En el año 63 a. C., Cicerón pronunció una serie de cuatro discursos en contra de Lucio Sergio Catilina, a quien se acusaba de haber conspirado en contra de la República romana. Hacia el año 60 a. C., Cicerón preparaba una edición del primer discurso -conocido como Primera Catilinaria– y es muy probable que las palabras que podemos conocer los lectores actuales pertenezcan a esa versión revisada y no al discurso tal como fue pronunciado el 8 de noviembre, tres años antes. Así, en palabras de Mary Beard: “el texto que tenemos está presumiblemente entre lo que [Cicerón] recordaba haber dicho y lo que le hubiera gustado decir”.
Editar nuestras palabras o posturas con el fin de ajustarlas a la imagen que nos gustaría proyectar es pues una práctica ancestral. Seguramente Cicerón pulió algunos de sus dichos y deslizó fundamentos para algunas de las cuestionables, y cuestionadas, acciones que ejerció en contra de los conspiradores -como el juicio y condena in absentia impuestos a ciudadanos romanos-. De manera similar, aunque con métodos más desaseados, los políticos y las figuras públicas de nuestros tiempos enmiendan sus declaraciones.
Los entrenadores de futbol se desdicen y aseguran nunca haber jurado que no trabajarían para tal o cual equipo. Los conductores de radio y televisión niegan haber espetado insultos racistas, clasistas o meramente ignorantes a su auditorio. Los políticos juran no haber dicho lo que sí dijeron, y siguen jurando aun cuando se los enfrenta a las grabaciones en que se escucha claramente que sí dicen lo que sí dijeron.
Desde la Roma republicana hasta nuestros días, las personas de renombre han moldeado la parte visible de su personalidad hasta crear personajes oculta y deliberadamente ficticios. Ahora, las redes sociales nos permiten a los ciudadanos de a pie disfrutar del mismo privilegio. Nuestros “perfiles” son producto de elecciones minuciosas y planeadas. Nuestros posts, tweets, tiktoks, selfies, etc., forjan a los protagonistas de un mundo de fantasía inspirado en la realidad, que además gira siempre en torno a ellos y sobre el que pueden opinar con absoluta suficiencia.

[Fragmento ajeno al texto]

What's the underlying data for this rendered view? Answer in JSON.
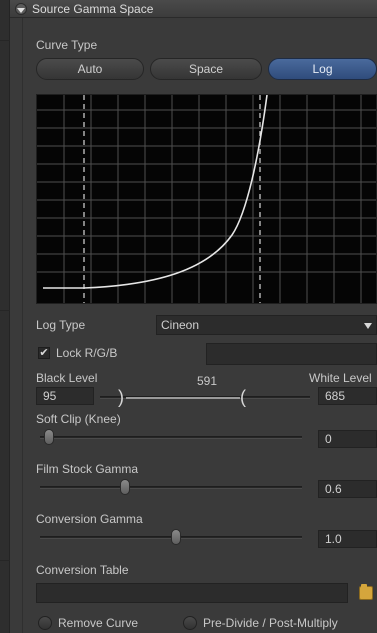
{
  "header": {
    "title": "Source Gamma Space"
  },
  "curve_type": {
    "label": "Curve Type",
    "options": [
      "Auto",
      "Space",
      "Log"
    ],
    "selected": "Log"
  },
  "log_type": {
    "label": "Log Type",
    "value": "Cineon"
  },
  "lock_rgb": {
    "label": "Lock R/G/B",
    "checked": true
  },
  "black_level": {
    "label": "Black Level",
    "value": "95"
  },
  "white_level": {
    "label": "White Level",
    "value": "685"
  },
  "range_readout": "591",
  "soft_clip": {
    "label": "Soft Clip (Knee)",
    "value": "0"
  },
  "film_stock_gamma": {
    "label": "Film Stock Gamma",
    "value": "0.6"
  },
  "conversion_gamma": {
    "label": "Conversion Gamma",
    "value": "1.0"
  },
  "conversion_table": {
    "label": "Conversion Table",
    "value": ""
  },
  "remove_curve": {
    "label": "Remove Curve"
  },
  "pre_divide": {
    "label": "Pre-Divide / Post-Multiply"
  },
  "colors": {
    "accent": "#3b5c8f",
    "curve": "#e6e6e6",
    "grid": "#4e4e4e"
  }
}
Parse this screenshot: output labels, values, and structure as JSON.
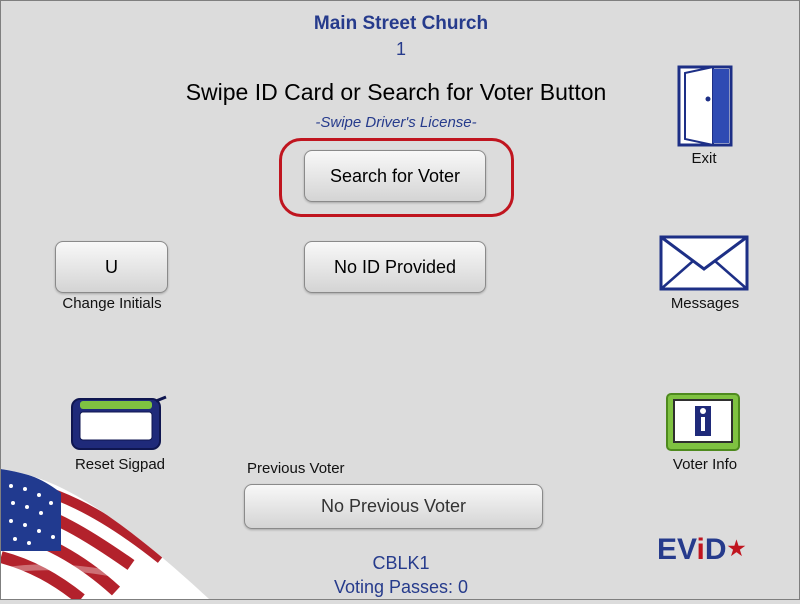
{
  "header": {
    "location": "Main Street Church",
    "station": "1",
    "instruction": "Swipe ID Card or Search for Voter Button",
    "subinstruction": "-Swipe Driver's License-"
  },
  "buttons": {
    "search_voter": "Search for Voter",
    "no_id": "No ID Provided",
    "initials": "U",
    "previous_voter": "No Previous Voter"
  },
  "labels": {
    "exit": "Exit",
    "change_initials": "Change Initials",
    "messages": "Messages",
    "reset_sigpad": "Reset Sigpad",
    "voter_info": "Voter Info",
    "previous_voter": "Previous Voter"
  },
  "footer": {
    "code": "CBLK1",
    "voting_passes": "Voting Passes: 0"
  },
  "brand": {
    "logo_prefix": "EV",
    "logo_i": "i",
    "logo_suffix": "D",
    "star": "★"
  },
  "colors": {
    "accent_blue": "#263b8c",
    "highlight_red": "#c0151f",
    "background": "#dcdcdc"
  },
  "icons": [
    "exit-door-icon",
    "envelope-icon",
    "signature-pad-icon",
    "voter-info-icon",
    "american-flag-decoration"
  ]
}
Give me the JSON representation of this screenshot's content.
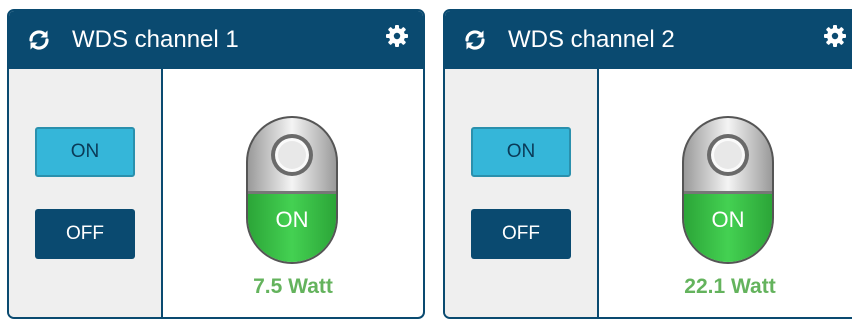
{
  "channels": [
    {
      "title": "WDS channel 1",
      "on_label": "ON",
      "off_label": "OFF",
      "switch_state": "ON",
      "power": "7.5 Watt"
    },
    {
      "title": "WDS channel 2",
      "on_label": "ON",
      "off_label": "OFF",
      "switch_state": "ON",
      "power": "22.1 Watt"
    }
  ],
  "icons": {
    "refresh": "refresh-icon",
    "settings": "gear-icon"
  },
  "colors": {
    "header": "#0a4a70",
    "on_button": "#35b6d9",
    "off_button": "#0a4a70",
    "switch_on": "#3cc44a",
    "power_text": "#64b35d"
  }
}
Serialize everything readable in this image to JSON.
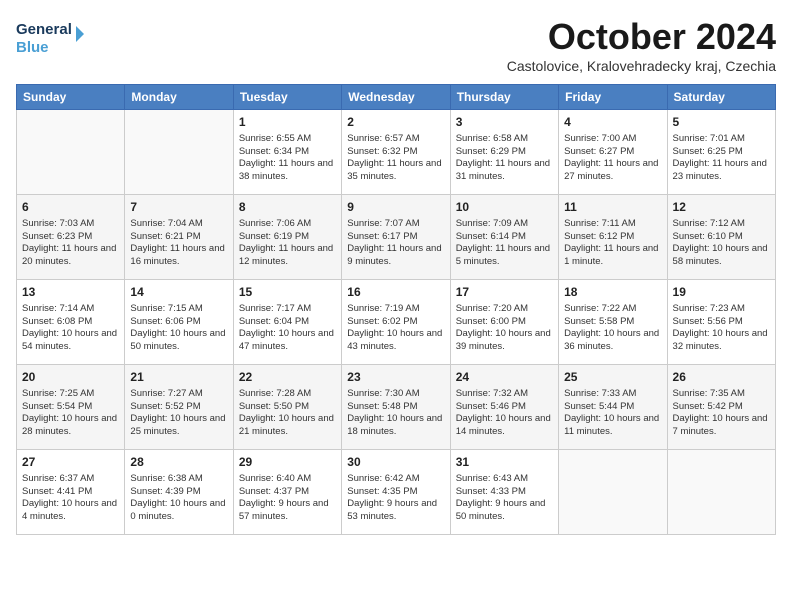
{
  "header": {
    "logo_line1": "General",
    "logo_line2": "Blue",
    "month_title": "October 2024",
    "location": "Castolovice, Kralovehradecky kraj, Czechia"
  },
  "weekdays": [
    "Sunday",
    "Monday",
    "Tuesday",
    "Wednesday",
    "Thursday",
    "Friday",
    "Saturday"
  ],
  "weeks": [
    [
      {
        "day": "",
        "info": ""
      },
      {
        "day": "",
        "info": ""
      },
      {
        "day": "1",
        "info": "Sunrise: 6:55 AM\nSunset: 6:34 PM\nDaylight: 11 hours\nand 38 minutes."
      },
      {
        "day": "2",
        "info": "Sunrise: 6:57 AM\nSunset: 6:32 PM\nDaylight: 11 hours\nand 35 minutes."
      },
      {
        "day": "3",
        "info": "Sunrise: 6:58 AM\nSunset: 6:29 PM\nDaylight: 11 hours\nand 31 minutes."
      },
      {
        "day": "4",
        "info": "Sunrise: 7:00 AM\nSunset: 6:27 PM\nDaylight: 11 hours\nand 27 minutes."
      },
      {
        "day": "5",
        "info": "Sunrise: 7:01 AM\nSunset: 6:25 PM\nDaylight: 11 hours\nand 23 minutes."
      }
    ],
    [
      {
        "day": "6",
        "info": "Sunrise: 7:03 AM\nSunset: 6:23 PM\nDaylight: 11 hours\nand 20 minutes."
      },
      {
        "day": "7",
        "info": "Sunrise: 7:04 AM\nSunset: 6:21 PM\nDaylight: 11 hours\nand 16 minutes."
      },
      {
        "day": "8",
        "info": "Sunrise: 7:06 AM\nSunset: 6:19 PM\nDaylight: 11 hours\nand 12 minutes."
      },
      {
        "day": "9",
        "info": "Sunrise: 7:07 AM\nSunset: 6:17 PM\nDaylight: 11 hours\nand 9 minutes."
      },
      {
        "day": "10",
        "info": "Sunrise: 7:09 AM\nSunset: 6:14 PM\nDaylight: 11 hours\nand 5 minutes."
      },
      {
        "day": "11",
        "info": "Sunrise: 7:11 AM\nSunset: 6:12 PM\nDaylight: 11 hours\nand 1 minute."
      },
      {
        "day": "12",
        "info": "Sunrise: 7:12 AM\nSunset: 6:10 PM\nDaylight: 10 hours\nand 58 minutes."
      }
    ],
    [
      {
        "day": "13",
        "info": "Sunrise: 7:14 AM\nSunset: 6:08 PM\nDaylight: 10 hours\nand 54 minutes."
      },
      {
        "day": "14",
        "info": "Sunrise: 7:15 AM\nSunset: 6:06 PM\nDaylight: 10 hours\nand 50 minutes."
      },
      {
        "day": "15",
        "info": "Sunrise: 7:17 AM\nSunset: 6:04 PM\nDaylight: 10 hours\nand 47 minutes."
      },
      {
        "day": "16",
        "info": "Sunrise: 7:19 AM\nSunset: 6:02 PM\nDaylight: 10 hours\nand 43 minutes."
      },
      {
        "day": "17",
        "info": "Sunrise: 7:20 AM\nSunset: 6:00 PM\nDaylight: 10 hours\nand 39 minutes."
      },
      {
        "day": "18",
        "info": "Sunrise: 7:22 AM\nSunset: 5:58 PM\nDaylight: 10 hours\nand 36 minutes."
      },
      {
        "day": "19",
        "info": "Sunrise: 7:23 AM\nSunset: 5:56 PM\nDaylight: 10 hours\nand 32 minutes."
      }
    ],
    [
      {
        "day": "20",
        "info": "Sunrise: 7:25 AM\nSunset: 5:54 PM\nDaylight: 10 hours\nand 28 minutes."
      },
      {
        "day": "21",
        "info": "Sunrise: 7:27 AM\nSunset: 5:52 PM\nDaylight: 10 hours\nand 25 minutes."
      },
      {
        "day": "22",
        "info": "Sunrise: 7:28 AM\nSunset: 5:50 PM\nDaylight: 10 hours\nand 21 minutes."
      },
      {
        "day": "23",
        "info": "Sunrise: 7:30 AM\nSunset: 5:48 PM\nDaylight: 10 hours\nand 18 minutes."
      },
      {
        "day": "24",
        "info": "Sunrise: 7:32 AM\nSunset: 5:46 PM\nDaylight: 10 hours\nand 14 minutes."
      },
      {
        "day": "25",
        "info": "Sunrise: 7:33 AM\nSunset: 5:44 PM\nDaylight: 10 hours\nand 11 minutes."
      },
      {
        "day": "26",
        "info": "Sunrise: 7:35 AM\nSunset: 5:42 PM\nDaylight: 10 hours\nand 7 minutes."
      }
    ],
    [
      {
        "day": "27",
        "info": "Sunrise: 6:37 AM\nSunset: 4:41 PM\nDaylight: 10 hours\nand 4 minutes."
      },
      {
        "day": "28",
        "info": "Sunrise: 6:38 AM\nSunset: 4:39 PM\nDaylight: 10 hours\nand 0 minutes."
      },
      {
        "day": "29",
        "info": "Sunrise: 6:40 AM\nSunset: 4:37 PM\nDaylight: 9 hours\nand 57 minutes."
      },
      {
        "day": "30",
        "info": "Sunrise: 6:42 AM\nSunset: 4:35 PM\nDaylight: 9 hours\nand 53 minutes."
      },
      {
        "day": "31",
        "info": "Sunrise: 6:43 AM\nSunset: 4:33 PM\nDaylight: 9 hours\nand 50 minutes."
      },
      {
        "day": "",
        "info": ""
      },
      {
        "day": "",
        "info": ""
      }
    ]
  ]
}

Resaltamos algunos rasgos de nuestra identidad, relegamos fallas de carácter. Somos más simpáticos, enigmáticos o extrovertidos. Retocamos nuestras fotos. Corregimos comentarios o, cuando no hay manera de salvarlos, los borramos. Vamos, que limamos la rebaba.
Lo cierto es que estas realidades alternas en las que somos más guapos, interesantes y cultos, o más vulgares, agresivos y temerarios -porque para los dos lados hay tendencia- no me desagradan. A mí me gusta diseñar a mi alter ego, y me gusta que interactúe con los personajes diseñados por otros -a veces le va muy bien, a veces es simpático; otras veces tropieza, aburre, se contradice-. Sin embargo, comienzo a extrañar a la gente. Me hacen falta los cafés, los mezcales, las conversaciones, la tercera dimensión, los bostezos y los estornudos. También las frases a medias, la crueldad involuntaria, el tacto y el olfato. Los emojis y los “jajaja” no me divierten tanto como las risas, los gestos, las “caras”.
El Cicerón de Cicerón, el de la Primera Catilinaria escrita, el del “Quousque tandem…” y el “O tempora, o mores”, el del 60 a. C. es imprescindible para la historia de la civilización occidental, para la historia de la retórica, para la historia a secas; no obstante que disfruto de leerlo, preferiría haber escuchado de viva voz al Cicerón del 63 a. C., que seguramente fue menos elegante, preciso, congruente, y más apasionado, temeroso, fallido. Últimamente siento ganas de platicar con personas y no con personajes.